HOUSTON (AP) — A new Republican-backed Texas law that dictates how elections will be run in the Democratic stronghold of Houston and its surrounding county will take effect as scheduled next month despite a lawsuit seeking to overturn it, the state Supreme Court ruled Tuesday.
Officials in Harris County, which is the state's most populous, had sought to put the law, which abolishes its elections administrator’s office, on hold. Last week, a judge in Austin temporarily blocked enforcement of the law after calling it unconstitutional. The judge’s order was short-lived, as the state attorney general's office appealed the decision to the Texas Supreme Court.
In its brief order, the high court denied Harris County’s request to stop the law from taking effect Sept. 1. It also ordered oral arguments in the lawsuit to take place Nov. 28.

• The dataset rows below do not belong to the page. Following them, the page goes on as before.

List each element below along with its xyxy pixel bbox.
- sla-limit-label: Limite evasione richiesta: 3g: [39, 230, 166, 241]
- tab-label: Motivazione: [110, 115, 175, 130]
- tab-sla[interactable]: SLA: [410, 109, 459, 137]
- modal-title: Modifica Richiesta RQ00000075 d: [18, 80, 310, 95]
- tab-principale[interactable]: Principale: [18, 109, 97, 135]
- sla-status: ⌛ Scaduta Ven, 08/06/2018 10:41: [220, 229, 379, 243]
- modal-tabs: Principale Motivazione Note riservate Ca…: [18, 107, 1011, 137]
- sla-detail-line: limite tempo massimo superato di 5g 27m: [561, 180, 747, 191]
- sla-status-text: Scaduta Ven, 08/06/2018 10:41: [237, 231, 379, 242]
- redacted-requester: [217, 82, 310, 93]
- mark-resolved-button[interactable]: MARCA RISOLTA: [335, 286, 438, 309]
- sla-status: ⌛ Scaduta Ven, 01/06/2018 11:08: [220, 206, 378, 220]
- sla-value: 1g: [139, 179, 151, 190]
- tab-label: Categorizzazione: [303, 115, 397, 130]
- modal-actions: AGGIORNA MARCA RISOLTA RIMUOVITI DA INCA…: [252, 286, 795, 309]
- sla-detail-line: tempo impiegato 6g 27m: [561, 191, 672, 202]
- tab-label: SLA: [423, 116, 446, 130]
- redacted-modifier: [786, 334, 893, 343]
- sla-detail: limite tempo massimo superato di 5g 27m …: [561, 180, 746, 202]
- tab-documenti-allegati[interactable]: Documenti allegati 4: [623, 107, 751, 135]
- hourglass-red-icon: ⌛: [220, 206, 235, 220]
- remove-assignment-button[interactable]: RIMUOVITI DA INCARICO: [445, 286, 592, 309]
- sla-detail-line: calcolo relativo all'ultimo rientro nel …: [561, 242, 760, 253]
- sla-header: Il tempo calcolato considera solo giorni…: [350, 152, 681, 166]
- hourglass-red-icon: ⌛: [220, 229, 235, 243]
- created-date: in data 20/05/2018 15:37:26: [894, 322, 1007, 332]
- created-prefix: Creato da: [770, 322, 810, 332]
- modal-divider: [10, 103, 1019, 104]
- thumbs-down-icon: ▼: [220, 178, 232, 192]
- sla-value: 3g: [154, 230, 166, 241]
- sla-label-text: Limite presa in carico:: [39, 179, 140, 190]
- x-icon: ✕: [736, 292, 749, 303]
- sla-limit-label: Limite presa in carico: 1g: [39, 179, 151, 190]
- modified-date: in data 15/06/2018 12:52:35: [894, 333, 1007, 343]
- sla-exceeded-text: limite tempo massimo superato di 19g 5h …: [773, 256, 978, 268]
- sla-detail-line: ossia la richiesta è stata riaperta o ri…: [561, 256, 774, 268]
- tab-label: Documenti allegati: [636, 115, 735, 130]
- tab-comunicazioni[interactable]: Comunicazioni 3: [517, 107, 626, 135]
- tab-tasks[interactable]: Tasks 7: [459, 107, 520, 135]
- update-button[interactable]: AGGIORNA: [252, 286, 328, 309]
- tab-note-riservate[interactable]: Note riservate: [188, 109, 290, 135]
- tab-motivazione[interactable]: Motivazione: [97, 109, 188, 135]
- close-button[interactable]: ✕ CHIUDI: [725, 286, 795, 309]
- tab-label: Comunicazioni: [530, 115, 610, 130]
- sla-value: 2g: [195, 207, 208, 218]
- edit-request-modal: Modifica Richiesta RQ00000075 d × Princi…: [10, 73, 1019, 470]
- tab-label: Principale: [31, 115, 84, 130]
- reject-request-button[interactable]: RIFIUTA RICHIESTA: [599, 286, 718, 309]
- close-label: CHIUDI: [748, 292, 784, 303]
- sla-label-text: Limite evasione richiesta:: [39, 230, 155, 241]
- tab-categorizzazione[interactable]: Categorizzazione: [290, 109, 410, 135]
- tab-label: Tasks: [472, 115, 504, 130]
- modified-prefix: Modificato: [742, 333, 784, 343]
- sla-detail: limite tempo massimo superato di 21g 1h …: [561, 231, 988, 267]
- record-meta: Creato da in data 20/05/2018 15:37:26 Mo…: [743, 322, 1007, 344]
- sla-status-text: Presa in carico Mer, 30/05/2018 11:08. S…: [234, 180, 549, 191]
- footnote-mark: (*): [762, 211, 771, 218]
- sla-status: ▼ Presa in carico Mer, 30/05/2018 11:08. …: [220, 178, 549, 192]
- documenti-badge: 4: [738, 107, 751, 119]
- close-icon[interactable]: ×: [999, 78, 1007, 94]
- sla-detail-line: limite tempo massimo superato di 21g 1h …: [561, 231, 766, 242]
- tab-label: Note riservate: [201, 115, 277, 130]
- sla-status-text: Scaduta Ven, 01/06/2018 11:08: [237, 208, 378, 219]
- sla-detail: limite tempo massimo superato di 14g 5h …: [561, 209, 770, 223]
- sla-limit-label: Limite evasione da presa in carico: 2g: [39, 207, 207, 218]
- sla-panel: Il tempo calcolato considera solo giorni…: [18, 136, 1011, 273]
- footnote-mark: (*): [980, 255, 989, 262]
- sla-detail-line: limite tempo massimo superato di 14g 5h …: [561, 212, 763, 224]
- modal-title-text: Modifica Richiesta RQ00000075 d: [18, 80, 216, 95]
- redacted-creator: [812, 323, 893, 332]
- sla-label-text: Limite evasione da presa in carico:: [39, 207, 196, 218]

The new law stemmed from problems during November’s elections in Harris County, including paper ballot shortages and delayed poll openings. It would return the county's elections oversight to the tax assessor and county clerk, which are both elected offices currently held by Democrats.
Harris County officials have said the new law will not give them enough time to prepare for November’s mayoral election in Houston. Some residents believe the new law is part of an effort by GOP lawmakers to make it harder for minorities to vote.
The law was pushed through by Republican lawmakers who accused Harris County officials of mismanaging recent elections. Democrats accused Republicans of singling out the county because, like other large urban areas around the state, it has increasingly voted Democratic.